Once the classification has been made, then a footing to suit the site can be chosen. (The footing is that part of the building that rests on the foundation – that is, the soil). The more reactive a soil, the stronger the footing that is needed to resist the shrinking and swelling movement as the clay becomes wet or dry. If the soil movement is not resisted, then building movement and damage may occur.

Why is the description of the soil important?

The three main soil types each behave differently.

CLAYS because of their very small particle size are sensitive to variations in moisture content, they absorb a huge amount of water and SWELL in the process and if the water is removed they SHRINK. This shrinking and swelling is called REACTIVITY.Different types of clays have different degrees of reactivity.

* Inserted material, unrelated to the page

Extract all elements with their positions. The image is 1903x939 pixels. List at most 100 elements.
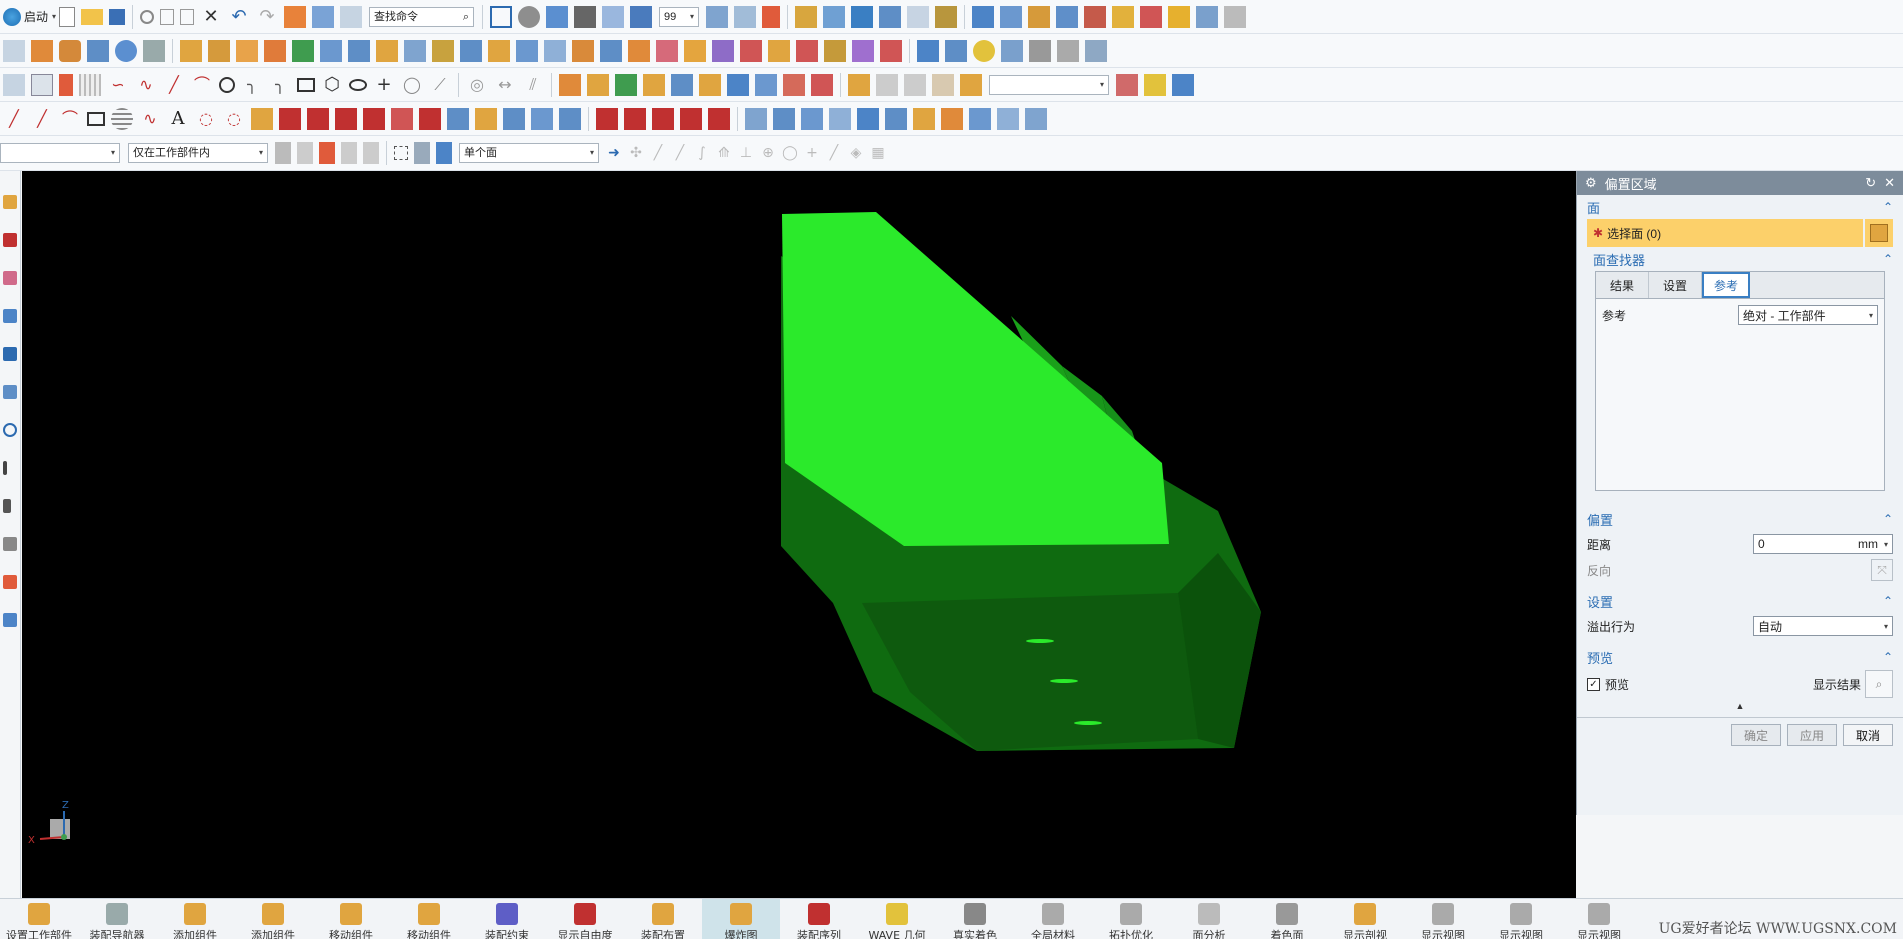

The clay particles also stick together and they are said to have cohesion, this is what gives clays their strength.

SANDS do not shrink or swell and do not absorb much water, their strength is derived from friction between the particles which can be altered by the addition or removal of moisture.

SILTS have some of the properties of clay and some of sand. Pure silt is rare but it often occurs with other soils eg. silty clay or silty sand. The addition of silt changes the behaviour of sands and clays. The design of the building’s footings (and some aspects of the building itself) depends on the soil type, thus it is important to correctly identify what type of soil exists on a site where a building is proposed.